In reptiles, the organ of vision is characterized by the presence of striated muscle fibers in the ciliary muscle, which makes accommodation of the eye more effective, since this muscle is capable of not only moving the lens back and forth, but also changing its curvature (remember that in fish, accommodation is limited only to changing distance from the lens to the retina). In the sclera of the eyeball there is a ring of thin bone plates, and from the back of the wall a ridge, a growth rich in blood vessels, protrudes into the cavity of the eyeball filled with vitreous humor.

Unlike amphibians, the eyeballs of reptiles cannot retract, but are able to rotate with the help of the extraocular muscles. This is especially effective in chameleons, whose eyes are not only very mobile, but also move independently of each other. Most reptiles have eyelids, but geckos and snakes do not have movable eyelids, so geckos simply lick the cornea from time to time, and snakes periodically remove the superficial layer of fused eyelids during molting.
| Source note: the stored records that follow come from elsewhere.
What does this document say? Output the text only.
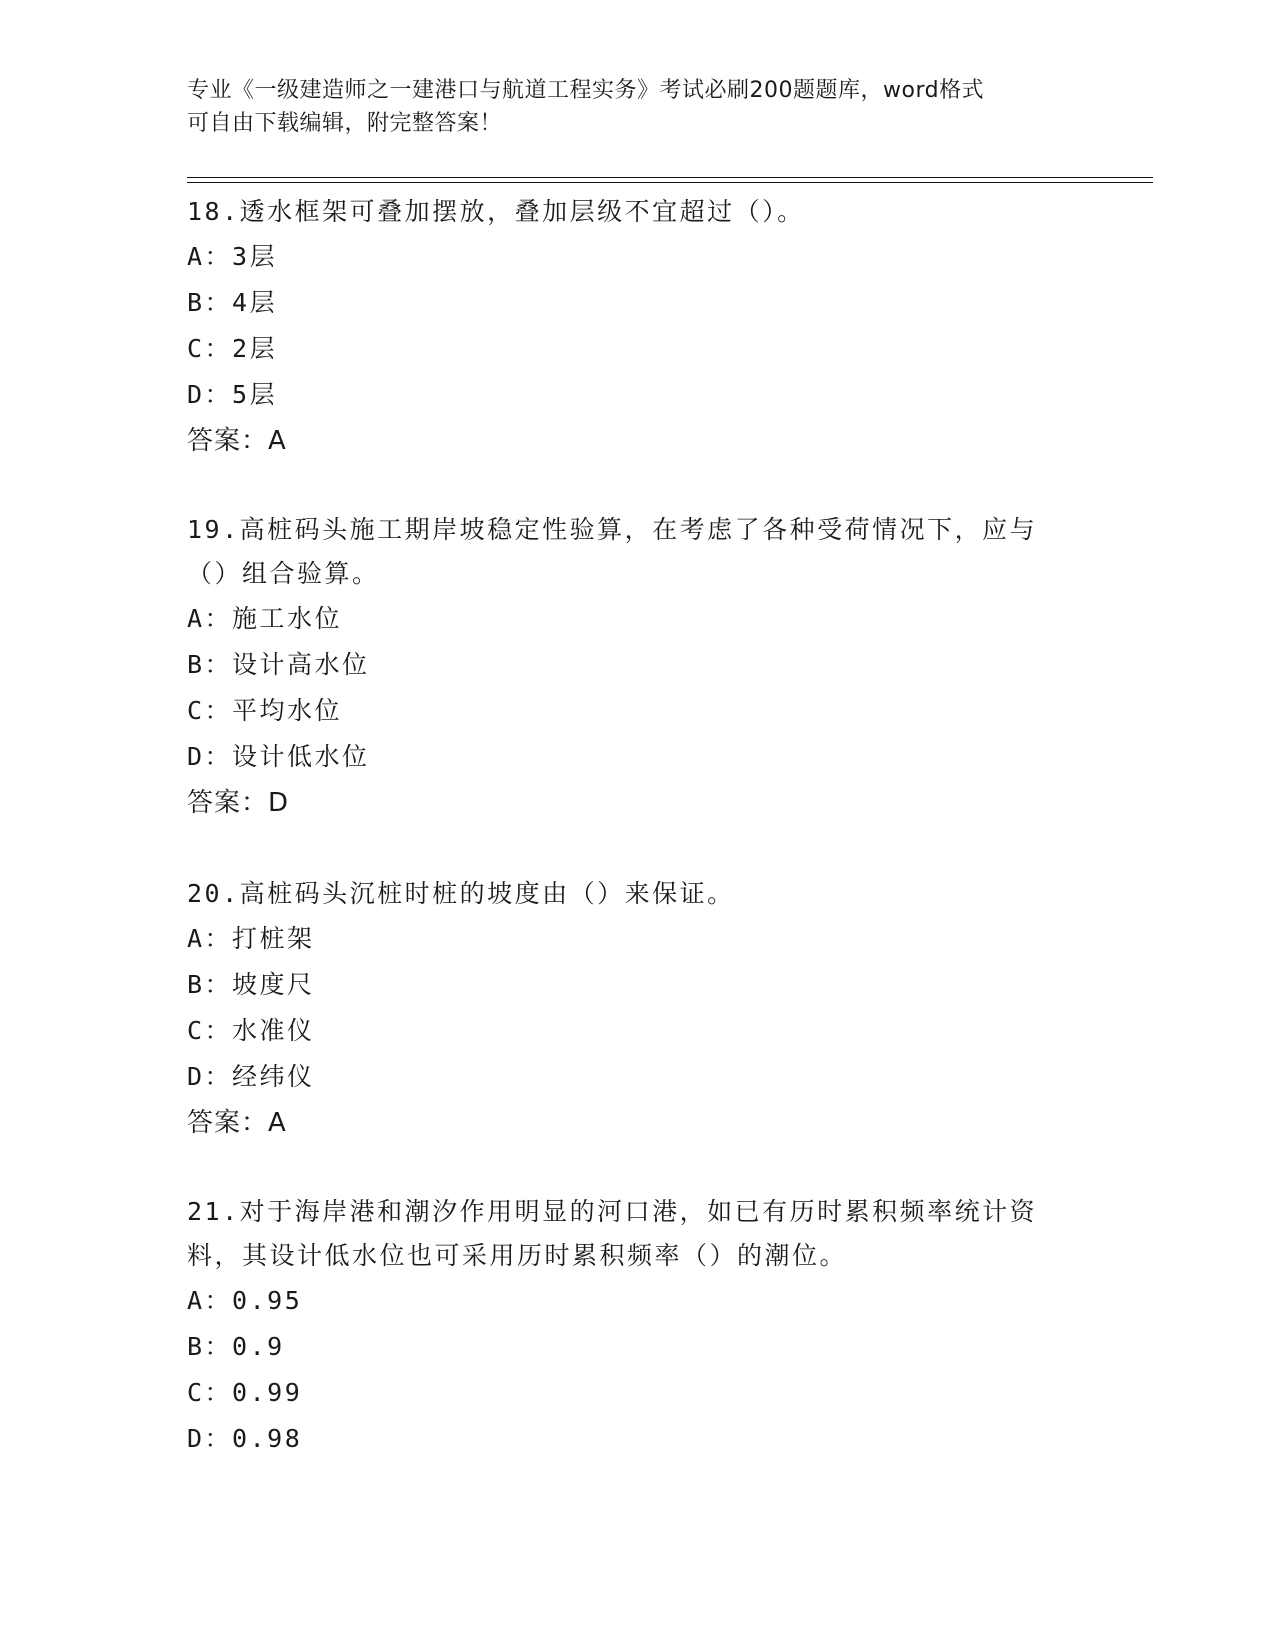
专业《一级建造师之一建港口与航道工程实务》考试必刷200题题库，word格式
可自由下载编辑，附完整答案！

18.透水框架可叠加摆放，叠加层级不宜超过（）。

A：3层

B：4层

C：2层

D：5层

答案：A

19.高桩码头施工期岸坡稳定性验算，在考虑了各种受荷情况下，应与

（）组合验算。

A：施工水位

B：设计高水位

C：平均水位

D：设计低水位

答案：D

20.高桩码头沉桩时桩的坡度由（）来保证。

A：打桩架

B：坡度尺

C：水准仪

D：经纬仪

答案：A

21.对于海岸港和潮汐作用明显的河口港，如已有历时累积频率统计资

料，其设计低水位也可采用历时累积频率（）的潮位。

A：0.95

B：0.9

C：0.99

D：0.98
The organ of vision in birds is very well developed, since for most birds vision is the main way of orientation. The eyes are usually large, especially in nocturnal birds. Birds are distinguished by the most advanced double mechanism of eye accommodation among all vertebrates. In this case, the lens not only changes its curvature under the action of the ciliary muscle, but the distance between the lens and the retina also changes. Thus, the lens can change its parameters more widely, while ensuring optimal focusing of the rays hitting the retina. All this provides the bird’s eye with amazing sharpness, especially in birds of prey, for example, the peregrine falcon notices moving prey at a distance of up to 1100 m, while the highest resolution allows you to see the object in detail.. In nocturnal birds, the retina captures very small portions of light, for example, owls see a mouse at night with lighting of only 0.000002 lux.

Most mammals have an organ of vision. The structure of the eye is typical of terrestrial vertebrates (convex cornea and biconvex lens), accommodation is less perfect than in birds, and is carried out only by changing the curvature of the lens under the influence of the ciliary muscle. In small rodents (for example, mice), accommodation is generally absent.

Not all mammals can distinguish colors, for example, the forest ferret and many other animals are deprived of color vision, other species distinguish only certain colors of the spectrum, and only very few mammals (the higher primates of the eastern hemisphere) have full color vision. Most species are able to distinguish only moving objects, leaving stationary ones without attention. This is due to the fact that in mammals other sense organs are predominantly developed, and vision for orientation plays a much smaller role than in birds. Inhabitants of steppes, savannas, prairies and other vast open areas, as well as nocturnal animals, have sharper vision. On the contrary, forest mammals see worse. In some species, mainly underground (mole rats, some moles), vision has completely atrophied, and the reduced eyes are completely covered with membranes.